Fingerprint recognition is widely available. We all unlock our phones this way. For many of us, it’s second nature. Still, this can go a long way towards improving access when applied to child immunizations. 

So we’re working with a company in Bangladesh and Ghana on a simple, biometric solution to make sure every child is registered and receives critical vaccines.

Other startup partners, or “PaceSetters,” are working on issues like protecting vaccines from variations in temperature through a remote monitoring device, tracking vaccines across the supply chain and planning accurate vaccine campaigns using big data. 

Our work with Zipline and so many other PaceSetters means that now we have a set of companies that we can showcase as examples to prove that global health is a viable market, that we have companies thriving in that industry, that innovation can be tested, applied and taken up by the country, and that you can impact lives and still have a sustainable business. 

I can say this type of engagement with the private sector has been a fundamental driver of our success. 

How do you see Gavi’s partnership with Zipline evolving? 

We need to cover the last 20% of zero-dose children and we’re introducing programs for vaccines against HPV and malaria.
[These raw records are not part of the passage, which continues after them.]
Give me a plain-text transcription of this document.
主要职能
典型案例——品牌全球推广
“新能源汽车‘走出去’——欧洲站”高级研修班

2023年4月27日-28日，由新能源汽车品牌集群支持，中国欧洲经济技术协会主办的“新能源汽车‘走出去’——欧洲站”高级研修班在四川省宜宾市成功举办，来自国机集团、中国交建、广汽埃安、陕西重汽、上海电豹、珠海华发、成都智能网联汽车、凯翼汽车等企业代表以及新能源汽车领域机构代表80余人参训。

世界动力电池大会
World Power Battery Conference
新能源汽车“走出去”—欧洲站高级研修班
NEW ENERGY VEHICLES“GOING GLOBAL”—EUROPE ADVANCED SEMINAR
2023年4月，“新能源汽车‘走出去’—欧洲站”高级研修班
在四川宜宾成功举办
For those to succeed, we need new approaches and groundbreaking ideas.

There is so much that goes into getting one shot into the arm of a child who lives in one of these areas we’re targeting. You need trained healthcare workers on the ground, awareness and trust among people in communities, storage for vaccines and a way to physically get them from where they are refrigerated to where they are given to the child. Zipline makes the storage and transportation piece easier in many of the areas where we work and possible for places that were effectively unreachable before. That’s why drone delivery will be an integral part of our strategy.